Hard/Soft Skills

Blog time blog time! I went to Bilbao last weekend and still feeling a little tired. I had a super fun weekend, the Tour de France started from Bilbao this year and I decided to go. I used to watch the Tour with my dad every summer and it was super cool to see the start in person. I had a lot of fun exploring Bilbao over the weekend but I’m looking forward to a more restful weekend coming up. Spain has been incredibly hot so I’m planning on setting up shop next to the pool, reading my book, and having some much-deserved relaxation time. My job over the past few weeks has been incredibly draining. With the end of term in Spain, many of the kids coming into the center were extremely fidgety and unfocused because all they wanted to do was play and celebrate the beginning of summer. Along with that, we have a few more aggressive kids that come in and they all had really bad weeks last week. I thankfully emerged unscathed, but my boss has bruises up and down her arms and legs from a patient who did not want to leave his session and expressed his anger through kicking and punching. Today, the same patient came in and he exhibited the same, if not worse, level of violence which is difficult not only physically but also emotionally. Whenever difficult cases like his come in, I feel much more exhausted by the end of the day.  

Some soft skills I have developed through my time in-country mostly include feeling more comfortable in uncomfortable positions. I have become more at ease with not doing something correctly at my first try and looking a little foolish in public.
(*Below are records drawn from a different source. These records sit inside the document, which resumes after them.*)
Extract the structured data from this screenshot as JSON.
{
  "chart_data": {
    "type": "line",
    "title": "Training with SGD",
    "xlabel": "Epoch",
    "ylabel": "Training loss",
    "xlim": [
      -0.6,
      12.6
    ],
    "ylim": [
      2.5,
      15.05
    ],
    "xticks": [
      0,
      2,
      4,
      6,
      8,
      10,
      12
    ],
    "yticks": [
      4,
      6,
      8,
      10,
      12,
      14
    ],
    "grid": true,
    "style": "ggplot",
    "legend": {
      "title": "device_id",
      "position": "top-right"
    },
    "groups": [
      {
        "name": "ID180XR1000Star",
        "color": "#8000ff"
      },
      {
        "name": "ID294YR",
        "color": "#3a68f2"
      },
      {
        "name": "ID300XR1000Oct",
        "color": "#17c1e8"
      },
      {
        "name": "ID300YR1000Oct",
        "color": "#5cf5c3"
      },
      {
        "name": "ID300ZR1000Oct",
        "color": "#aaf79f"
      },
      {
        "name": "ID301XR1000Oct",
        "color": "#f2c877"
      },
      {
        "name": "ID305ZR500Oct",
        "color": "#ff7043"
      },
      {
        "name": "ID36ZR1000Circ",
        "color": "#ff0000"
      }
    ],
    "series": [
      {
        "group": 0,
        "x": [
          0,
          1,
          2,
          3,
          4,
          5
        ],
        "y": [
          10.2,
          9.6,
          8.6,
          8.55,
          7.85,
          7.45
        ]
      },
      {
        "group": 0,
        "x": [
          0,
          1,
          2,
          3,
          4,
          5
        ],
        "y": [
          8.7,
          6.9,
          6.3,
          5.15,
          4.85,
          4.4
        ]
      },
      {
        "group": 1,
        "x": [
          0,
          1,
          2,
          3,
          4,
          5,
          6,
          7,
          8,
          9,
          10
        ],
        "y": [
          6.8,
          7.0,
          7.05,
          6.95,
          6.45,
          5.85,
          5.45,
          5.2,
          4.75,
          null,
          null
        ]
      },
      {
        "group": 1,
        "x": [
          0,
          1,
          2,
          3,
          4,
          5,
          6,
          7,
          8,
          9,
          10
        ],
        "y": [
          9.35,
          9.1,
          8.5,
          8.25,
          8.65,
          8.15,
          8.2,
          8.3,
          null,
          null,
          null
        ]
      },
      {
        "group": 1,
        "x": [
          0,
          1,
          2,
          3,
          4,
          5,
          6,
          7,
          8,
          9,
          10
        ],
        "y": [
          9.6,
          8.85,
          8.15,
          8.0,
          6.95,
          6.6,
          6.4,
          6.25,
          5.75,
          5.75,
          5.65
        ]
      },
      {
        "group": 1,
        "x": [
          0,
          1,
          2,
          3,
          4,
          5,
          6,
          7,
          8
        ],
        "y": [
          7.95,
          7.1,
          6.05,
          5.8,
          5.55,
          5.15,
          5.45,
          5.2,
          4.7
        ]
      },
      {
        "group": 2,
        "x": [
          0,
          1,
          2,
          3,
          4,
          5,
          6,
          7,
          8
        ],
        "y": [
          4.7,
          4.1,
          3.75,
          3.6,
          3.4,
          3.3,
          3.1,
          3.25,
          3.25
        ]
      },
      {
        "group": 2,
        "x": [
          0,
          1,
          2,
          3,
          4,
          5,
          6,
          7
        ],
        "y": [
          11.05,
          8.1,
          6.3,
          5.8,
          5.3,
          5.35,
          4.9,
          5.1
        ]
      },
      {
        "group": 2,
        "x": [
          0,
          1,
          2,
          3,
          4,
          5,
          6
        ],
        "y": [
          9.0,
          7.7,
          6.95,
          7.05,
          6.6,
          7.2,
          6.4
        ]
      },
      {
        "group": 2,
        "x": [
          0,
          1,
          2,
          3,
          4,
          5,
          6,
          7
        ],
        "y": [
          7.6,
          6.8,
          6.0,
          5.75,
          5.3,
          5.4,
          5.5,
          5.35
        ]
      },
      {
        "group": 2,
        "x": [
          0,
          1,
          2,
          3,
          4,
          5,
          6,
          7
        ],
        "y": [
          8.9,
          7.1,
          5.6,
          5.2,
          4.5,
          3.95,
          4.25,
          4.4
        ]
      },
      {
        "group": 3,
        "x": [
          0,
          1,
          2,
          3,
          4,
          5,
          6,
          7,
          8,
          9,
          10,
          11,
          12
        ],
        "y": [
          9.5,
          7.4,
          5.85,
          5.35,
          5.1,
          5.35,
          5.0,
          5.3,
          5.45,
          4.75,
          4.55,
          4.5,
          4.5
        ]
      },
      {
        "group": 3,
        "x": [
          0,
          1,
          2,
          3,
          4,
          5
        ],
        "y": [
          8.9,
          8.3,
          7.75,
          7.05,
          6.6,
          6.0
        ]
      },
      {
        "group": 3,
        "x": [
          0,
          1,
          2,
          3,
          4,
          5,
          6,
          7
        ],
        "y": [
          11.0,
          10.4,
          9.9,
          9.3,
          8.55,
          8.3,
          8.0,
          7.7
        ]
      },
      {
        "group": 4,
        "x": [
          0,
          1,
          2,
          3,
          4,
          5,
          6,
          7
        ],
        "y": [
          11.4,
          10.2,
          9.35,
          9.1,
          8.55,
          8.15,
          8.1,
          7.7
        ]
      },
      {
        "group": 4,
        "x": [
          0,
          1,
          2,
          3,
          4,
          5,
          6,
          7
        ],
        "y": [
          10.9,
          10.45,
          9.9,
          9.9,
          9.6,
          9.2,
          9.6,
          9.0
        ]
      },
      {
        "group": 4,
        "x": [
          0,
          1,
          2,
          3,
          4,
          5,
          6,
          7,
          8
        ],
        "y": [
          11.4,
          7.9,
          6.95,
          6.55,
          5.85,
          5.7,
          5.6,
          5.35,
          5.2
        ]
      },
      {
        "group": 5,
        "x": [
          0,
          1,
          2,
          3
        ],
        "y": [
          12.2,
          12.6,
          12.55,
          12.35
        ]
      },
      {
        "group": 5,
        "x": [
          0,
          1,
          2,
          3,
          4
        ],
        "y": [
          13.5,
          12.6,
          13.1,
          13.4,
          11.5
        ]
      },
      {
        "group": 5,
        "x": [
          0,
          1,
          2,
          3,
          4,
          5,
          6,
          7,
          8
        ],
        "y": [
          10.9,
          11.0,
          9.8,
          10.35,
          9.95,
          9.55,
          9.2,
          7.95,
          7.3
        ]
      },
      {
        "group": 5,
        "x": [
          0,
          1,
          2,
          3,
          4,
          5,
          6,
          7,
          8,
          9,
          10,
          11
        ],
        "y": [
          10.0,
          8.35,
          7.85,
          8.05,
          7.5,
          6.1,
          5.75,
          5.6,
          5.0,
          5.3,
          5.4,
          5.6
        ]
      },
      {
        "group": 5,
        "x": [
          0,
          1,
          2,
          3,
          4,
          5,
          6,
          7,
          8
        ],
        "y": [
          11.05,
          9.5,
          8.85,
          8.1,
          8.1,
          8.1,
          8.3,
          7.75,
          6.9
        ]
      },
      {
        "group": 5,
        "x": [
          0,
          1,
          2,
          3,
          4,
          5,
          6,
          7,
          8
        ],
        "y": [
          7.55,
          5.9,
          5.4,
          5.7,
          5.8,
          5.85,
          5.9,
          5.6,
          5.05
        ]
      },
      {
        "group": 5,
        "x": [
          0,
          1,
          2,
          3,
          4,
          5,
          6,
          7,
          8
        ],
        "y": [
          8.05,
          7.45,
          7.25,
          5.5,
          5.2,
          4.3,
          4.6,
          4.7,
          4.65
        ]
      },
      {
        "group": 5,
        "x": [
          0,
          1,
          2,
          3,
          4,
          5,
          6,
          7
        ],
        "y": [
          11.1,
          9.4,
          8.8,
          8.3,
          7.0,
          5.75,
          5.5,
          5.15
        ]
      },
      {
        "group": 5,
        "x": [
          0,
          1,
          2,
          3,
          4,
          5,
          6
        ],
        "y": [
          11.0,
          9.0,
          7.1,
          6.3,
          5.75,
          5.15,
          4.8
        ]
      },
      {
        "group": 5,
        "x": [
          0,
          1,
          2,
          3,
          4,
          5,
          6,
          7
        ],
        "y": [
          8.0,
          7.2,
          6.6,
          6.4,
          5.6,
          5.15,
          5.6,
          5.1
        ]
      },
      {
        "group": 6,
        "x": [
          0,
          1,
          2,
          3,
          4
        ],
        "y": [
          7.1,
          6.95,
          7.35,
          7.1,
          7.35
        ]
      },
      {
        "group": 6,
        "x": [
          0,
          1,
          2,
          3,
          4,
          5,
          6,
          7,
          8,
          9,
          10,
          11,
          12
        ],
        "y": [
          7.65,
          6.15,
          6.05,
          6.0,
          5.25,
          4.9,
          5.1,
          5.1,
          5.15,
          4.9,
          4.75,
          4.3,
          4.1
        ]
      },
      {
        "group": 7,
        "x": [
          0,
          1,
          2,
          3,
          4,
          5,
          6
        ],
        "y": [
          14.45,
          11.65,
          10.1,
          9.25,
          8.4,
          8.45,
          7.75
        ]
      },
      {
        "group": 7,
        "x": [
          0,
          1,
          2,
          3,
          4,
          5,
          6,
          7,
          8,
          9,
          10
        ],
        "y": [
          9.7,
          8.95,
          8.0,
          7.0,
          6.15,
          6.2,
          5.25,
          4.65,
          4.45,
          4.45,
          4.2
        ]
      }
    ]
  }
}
These all come with being immersed in new cultures and not fully understanding customs and norms. One that I’ve been struggling with is restaurant etiquette, especially at cafés. In the US, I am accustomed to getting a coffee at the counter from the barista and paying immediately. Here it is more common to sit down and wait for the server to come to you and pay when you are finished. I have most definitely almost left the café before paying a few times, but I always remember to flag down the server eventually. I think before this program, I would feel a lot more embarrassed if I made a mistake like this, but now since it has been happening more frequently, I am comfortable with the discomfort which has been helpful with my confidence.  

A hard skill I have developed in my job has been resiliency and confidence in my abilities. My job is tough, and I end each week absolutely needing time to rest. I also have had a lot more responsibility in the past few weeks, so much so that my supervisor has been scheduling multiple kids into one timeslot so that she takes one and I take the other. Essentially, I have been working as a therapist and gaining all the skills that would come along with that. I have had to work on calming tantrums, developing teaching techniques, and quickly coming up with curriculum that would benefit each patient that I work with. I have also had to unlearn some norms from the United States while working at the center. My boss pulled me aside last week to critique me on how I deal with redirection. In the states, it is very frowned upon to physically move or redirect a child, at least in the settings that I have worked in (also, disclaimer, I have never worked with kids with developmental disorders before). She reminded me that these kids need physical redirection, so grabbing their shoulders and guiding them to the next destination or physically restraining them if they are exhibiting an unwanted behavior. Usually, I would verbally instruct kids through their activities and destinations, but here I must provide a physical example and guidance. This is a skill that I might have to unlearn again back in the states, depending on the type of job I work with kids in the future, but it has pushed me out of my comfort zone and I have learned a lot.